その目を見た瞬間に、今まで感じたこともない不快感が湧き上がった。今までため込んできた怒りが湧き上がるような感覚に見舞われた。それと同時に、心の中を読まれているような不安感に襲われた。
「ああ、可哀想に。絃くんは今、とっても不安なんだねぇ」
ねっとりとした口調で煽り、人の心の中を読む。
そういう妖がいる。
「まさか、お前は天邪鬼か」
「そう、正解~!」
言葉は聞こえないはずなのに、やり取りが成り立っているのは良世が天邪鬼だからだ。
「と言っても、俺も絃くんと同じ半妖だよ」
天邪鬼とは、人の心理を察して口真似をする妖。良世が天邪鬼の半妖ということは、予想外だった。

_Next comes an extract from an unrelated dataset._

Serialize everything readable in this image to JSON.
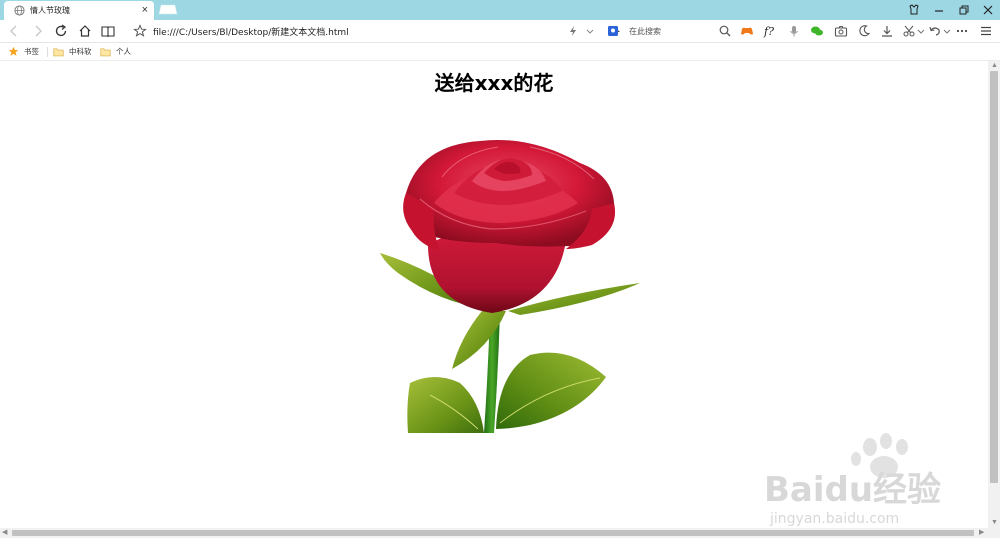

「あれ、結構予想外だった感じ?てっきり、絃くんなら気が付いていたと思っていたんだけどなぁ」
今までのおおらかで気さくさのある良世とは違い、今は天邪鬼そのもので、苛立ちが湧き立ってくる。
「ははは!優しい絃くんが苛立ってる。ふふ、ははは!面白いねぇ」
心の中で思えば思うほど、良世の思う壺になってしまう。でもどうしたらいいんだ、と考える。
「ふふふ、考えてるねぇ。でも、それはもう終わるよ」
良世は、惣に目配せをする。
惣が静かに頷いたと思ったら、目の前にいた。
「取り返したところ悪いけど、また盗ませてもらうよ」
惣の手が境界線の中に入ってきて、絃から何かを盗んだ。